Il faut dire que la proposition commerciale s’adresse à la clientèle la plus captive du monde. Parce qu’il est minuit, parce que vous ne voulez pas vous rhabiller, parce que vous n’avez pas envie de chercher une épicerie ouverte. Parce que vous la méritez bien cette Heineken au prix d’un demi-plateau de fruits de mer. Les hôtels ne s’en cachent pas : la captivité est le produit.
Génie hôtelier
Alors que le minibar fonctionnait depuis son origine sur l’honour, dans les années 2000, de nombreux établissements décident de ne plus s’en remettre à l’honnêteté de leur clientèle. C’est alors l’occasion de faire date dans l’histoire du génie hôtelier : les “capteurs de poids et de mouvement de mini frigos d’hôtels” sont créés. Ces systèmes enregistrent automatiquement toute manipulation d’un article, et facturent aussitôt.
Vous sortez votre fameuse Heineken et la sirotez ? Facturé. Mais aussi : vous sortez une bouteille d’eau pour lire l’étiquette ? Facturé. Vous rangez dans le frigo cette barre chocolatée achetée à l’aéroport ? Facturé. Le résultat est catastrophique. Un manager de l’Ambassador Hotel à Milwaukee admet que jusqu’à 90 % des facturations automatiques du minibar s’avéraient être des erreurs.

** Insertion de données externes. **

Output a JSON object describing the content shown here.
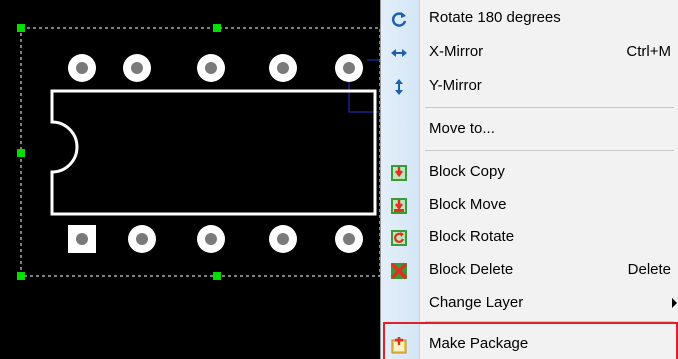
{
  "menu": {
    "items": [
      {
        "label": "Rotate 180 degrees",
        "shortcut": "",
        "icon": "rotate-icon"
      },
      {
        "label": "X-Mirror",
        "shortcut": "Ctrl+M",
        "icon": "x-mirror-icon"
      },
      {
        "label": "Y-Mirror",
        "shortcut": "",
        "icon": "y-mirror-icon"
      },
      {
        "label": "Move to...",
        "shortcut": "",
        "icon": ""
      },
      {
        "label": "Block Copy",
        "shortcut": "",
        "icon": "block-copy-icon"
      },
      {
        "label": "Block Move",
        "shortcut": "",
        "icon": "block-move-icon"
      },
      {
        "label": "Block Rotate",
        "shortcut": "",
        "icon": "block-rotate-icon"
      },
      {
        "label": "Block Delete",
        "shortcut": "Delete",
        "icon": "block-delete-icon"
      },
      {
        "label": "Change Layer",
        "shortcut": "",
        "icon": "",
        "has_submenu": true
      },
      {
        "label": "Make Package",
        "shortcut": "",
        "icon": "make-package-icon",
        "highlighted": true
      }
    ]
  },
  "colors": {
    "canvas_bg": "#000000",
    "selection_handle": "#00e000",
    "pad": "#ffffff",
    "pad_hole": "#7a7a7a",
    "highlight_box": "#e0202a"
  }
}
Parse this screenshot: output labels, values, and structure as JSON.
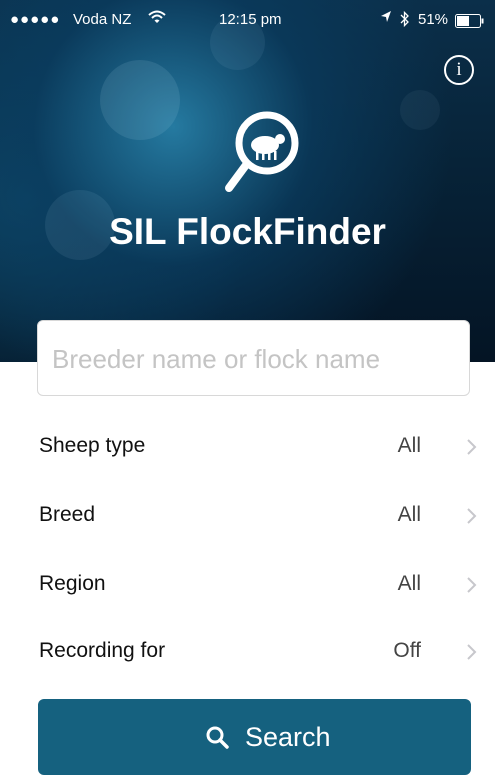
{
  "status_bar": {
    "signal": "●●●●●",
    "carrier": "Voda NZ",
    "time": "12:15 pm",
    "battery": "51%"
  },
  "header": {
    "title": "SIL FlockFinder",
    "info_label": "i"
  },
  "search": {
    "placeholder": "Breeder name or flock name",
    "value": ""
  },
  "filters": [
    {
      "label": "Sheep type",
      "value": "All"
    },
    {
      "label": "Breed",
      "value": "All"
    },
    {
      "label": "Region",
      "value": "All"
    },
    {
      "label": "Recording for",
      "value": "Off"
    }
  ],
  "search_button": {
    "label": "Search",
    "color": "#15617f"
  },
  "icons": [
    "wifi-icon",
    "location-arrow-icon",
    "bluetooth-icon",
    "battery-icon",
    "info-icon",
    "sheep-magnifier-logo-icon",
    "chevron-right-icon",
    "search-icon"
  ]
}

Les plaintes se multiplient sur TripAdvisor. Les voyageurs d’affaires fréquents s’aguerrissent : mettre un livre devant le capteur, vider le frigo à l’arrivée et y mettre ses propres achats, photographier le minibar intact à l’entrée et à la sortie. Autour du frigo, une guerre (froide) s’installe entre les hôtels et leurs clients.
Smartphone, Deliveroo : la chute
À partir de 2010, la donne change radicalement. On peut commander n’importe quoi livré en 30 minutes depuis sa chambre d’hôtel. Une bière fraîche, une bouteille de vin, et même un demi-plateau de fruits de mer, à 23h30. Et au prix normal, ou presque. La captivité du voyageur d’affaires, l’argument commercial central du minibar, se dissipe.

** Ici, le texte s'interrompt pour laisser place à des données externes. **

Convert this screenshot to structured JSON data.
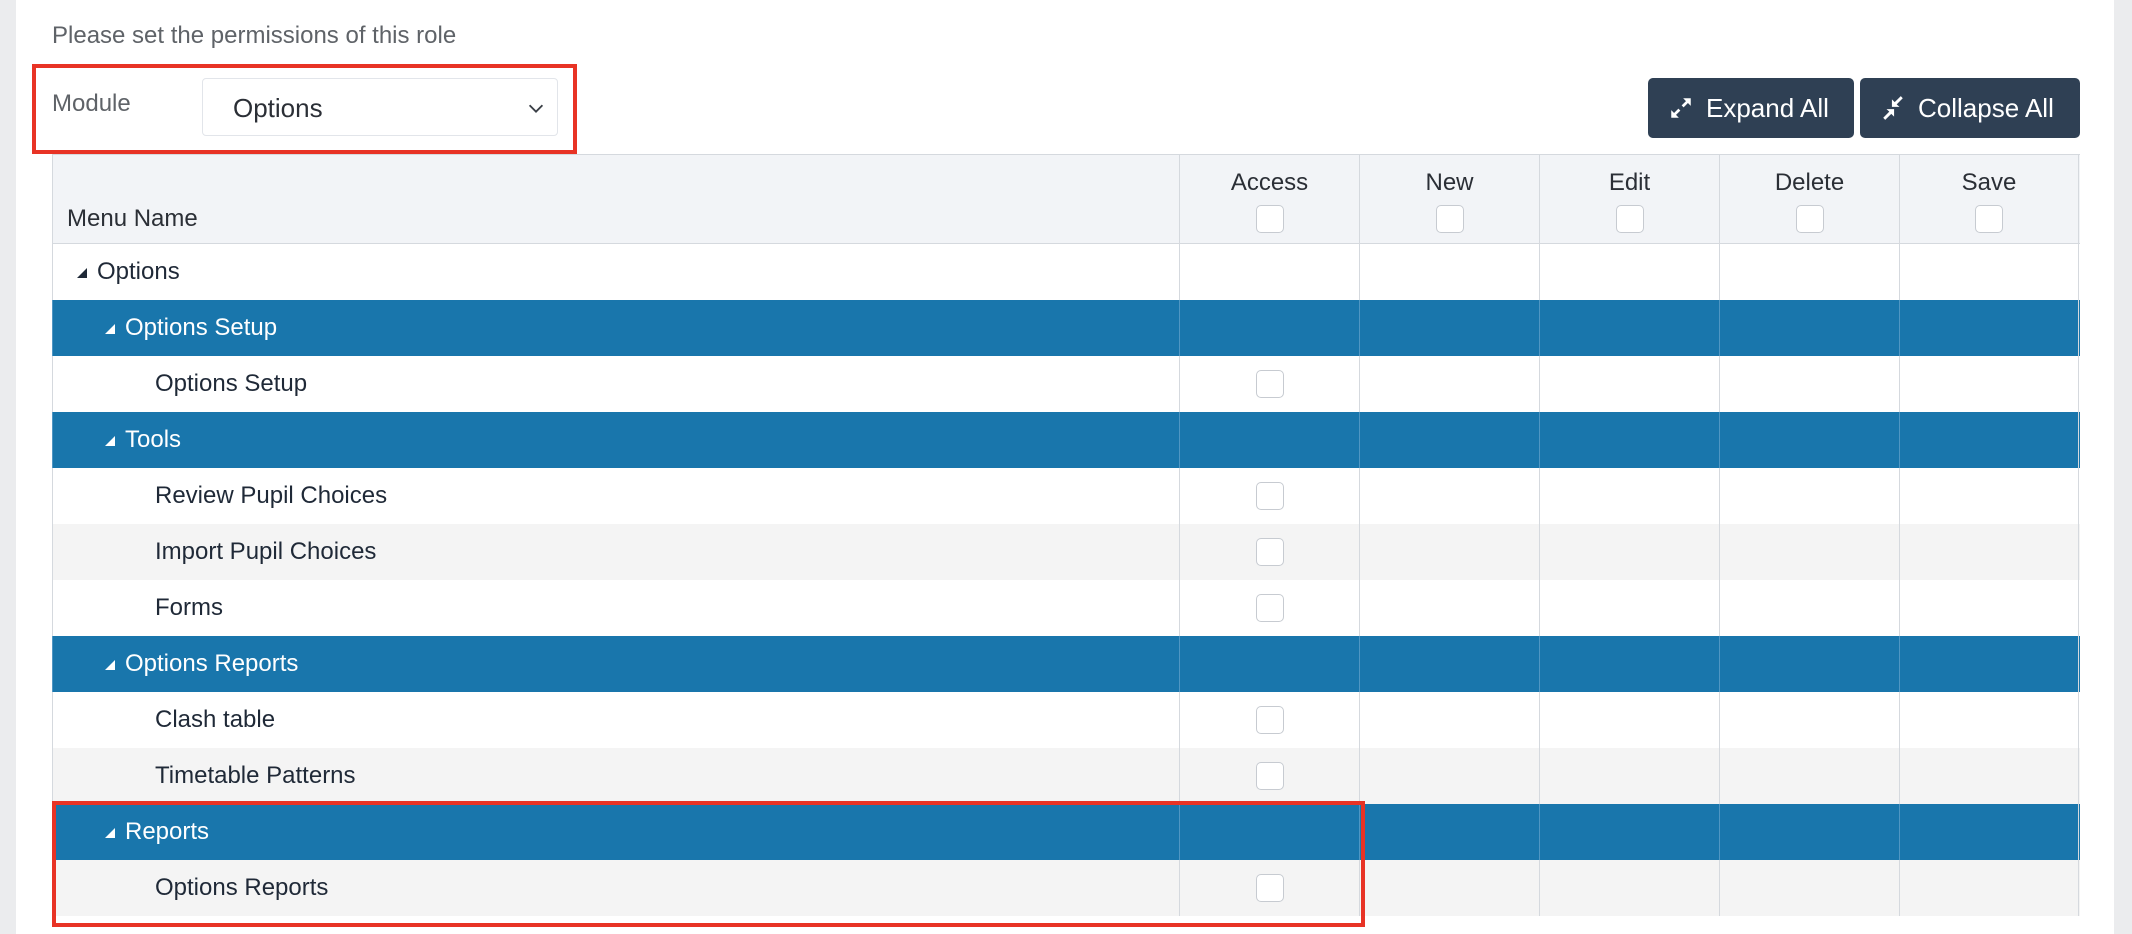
{
  "intro": "Please set the permissions of this role",
  "module": {
    "label": "Module",
    "value": "Options"
  },
  "buttons": {
    "expand_all": "Expand All",
    "collapse_all": "Collapse All"
  },
  "table": {
    "menu_header": "Menu Name",
    "columns": [
      "Access",
      "New",
      "Edit",
      "Delete",
      "Save"
    ]
  },
  "rows": [
    {
      "label": "Options"
    },
    {
      "label": "Options Setup"
    },
    {
      "label": "Options Setup"
    },
    {
      "label": "Tools"
    },
    {
      "label": "Review Pupil Choices"
    },
    {
      "label": "Import Pupil Choices"
    },
    {
      "label": "Forms"
    },
    {
      "label": "Options Reports"
    },
    {
      "label": "Clash table"
    },
    {
      "label": "Timetable Patterns"
    },
    {
      "label": "Reports"
    },
    {
      "label": "Options Reports"
    }
  ],
  "colors": {
    "group_row": "#1976ac",
    "button": "#2f4054",
    "highlight": "#e83325"
  }
}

Les chiffres sont sans appel. En 2017, une étude CBRE Hotels révèle que les minibars ne représentent plus que 0,4 % du chiffre d’affaires des hôtels. Contre des coûts de main-d’œuvre pour le réapprovisionnement quotidien, des pertes liées au gaspillage, et des frais de maintenance des appareils. Le calcul ne tient plus.
Les grandes chaînes commencent à supprimer les minibars les uns après les autres. Marriott retire les alcools de ses minibars dans plusieurs centaines d’hôtels en 2013. Hilton abandonne le concept dans ses gammes intermédiaires. En 2025, une étude CNBC constate que dans la plupart des hôtels américains, le minibar a tout simplement disparu, remplacé par un plateau à café Nespresso et une bouteille d’eau.
RIP Robert Arnold
Mais voilà que le minibar renaît, sous une autre forme. Les hôtels de luxe et boutique-hôtels font du minibar une expérience “pensée et composée” avec soin, à rebours de la standardisation qui constituait sa rassurante marque de fabrique, de Kuala Lumpur à Buenos Aires.

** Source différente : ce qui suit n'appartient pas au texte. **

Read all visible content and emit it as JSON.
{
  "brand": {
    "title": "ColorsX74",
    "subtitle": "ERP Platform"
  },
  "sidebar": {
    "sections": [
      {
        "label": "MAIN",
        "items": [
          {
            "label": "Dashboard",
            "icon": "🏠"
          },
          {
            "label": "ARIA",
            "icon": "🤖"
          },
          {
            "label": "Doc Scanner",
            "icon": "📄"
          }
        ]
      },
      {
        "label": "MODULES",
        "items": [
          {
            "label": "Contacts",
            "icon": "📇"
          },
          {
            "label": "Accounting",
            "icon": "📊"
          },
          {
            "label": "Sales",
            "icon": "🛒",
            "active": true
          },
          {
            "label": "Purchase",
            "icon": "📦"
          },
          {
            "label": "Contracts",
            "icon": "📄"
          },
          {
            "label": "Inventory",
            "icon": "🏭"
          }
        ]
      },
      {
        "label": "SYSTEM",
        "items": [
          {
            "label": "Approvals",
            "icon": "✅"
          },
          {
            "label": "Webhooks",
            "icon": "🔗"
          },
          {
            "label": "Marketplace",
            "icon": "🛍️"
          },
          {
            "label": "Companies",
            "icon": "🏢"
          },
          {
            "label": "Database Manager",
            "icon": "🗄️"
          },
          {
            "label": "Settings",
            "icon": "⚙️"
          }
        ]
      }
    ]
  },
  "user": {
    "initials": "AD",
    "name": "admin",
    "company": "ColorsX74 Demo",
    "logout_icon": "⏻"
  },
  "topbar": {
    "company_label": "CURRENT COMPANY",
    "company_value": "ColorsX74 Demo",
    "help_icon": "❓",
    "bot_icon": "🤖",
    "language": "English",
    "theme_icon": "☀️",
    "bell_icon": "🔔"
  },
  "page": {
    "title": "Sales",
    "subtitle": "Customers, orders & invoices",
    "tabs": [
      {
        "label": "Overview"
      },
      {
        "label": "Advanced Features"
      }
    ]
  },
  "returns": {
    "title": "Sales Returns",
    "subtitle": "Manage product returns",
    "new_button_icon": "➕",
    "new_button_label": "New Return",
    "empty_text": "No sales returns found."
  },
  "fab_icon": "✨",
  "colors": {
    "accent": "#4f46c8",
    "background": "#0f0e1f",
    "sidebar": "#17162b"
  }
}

En lieu et place de la mignonnette Johnny Walker, on trouve désormais des spiritueux locaux, des bières artisanales régionales, du chocolat grand cru, de la confiture faite maison… L’idée n’est plus de profiter de la captivité du client, mais de lui vendre une identité, un sens du lieu, une signature.
À Tokyo, certains ryokans proposent un minibar avec du saké local et des wagashi (confiseries japonaises traditionnelles). À Paris, des boutique-hôtels mettent à disposition un « minibar du terroir » avec des vins naturels de petits producteurs. À New York, des hôtels hypes ont réinventé l’honour bar en le transformant en une étagère de produits en accès libre, avec une note écrite à la main pour déclarer ses consommations. L’hommage ultime que mérite tant le génial Robert Arnold. Même à 15 € l’Heineken.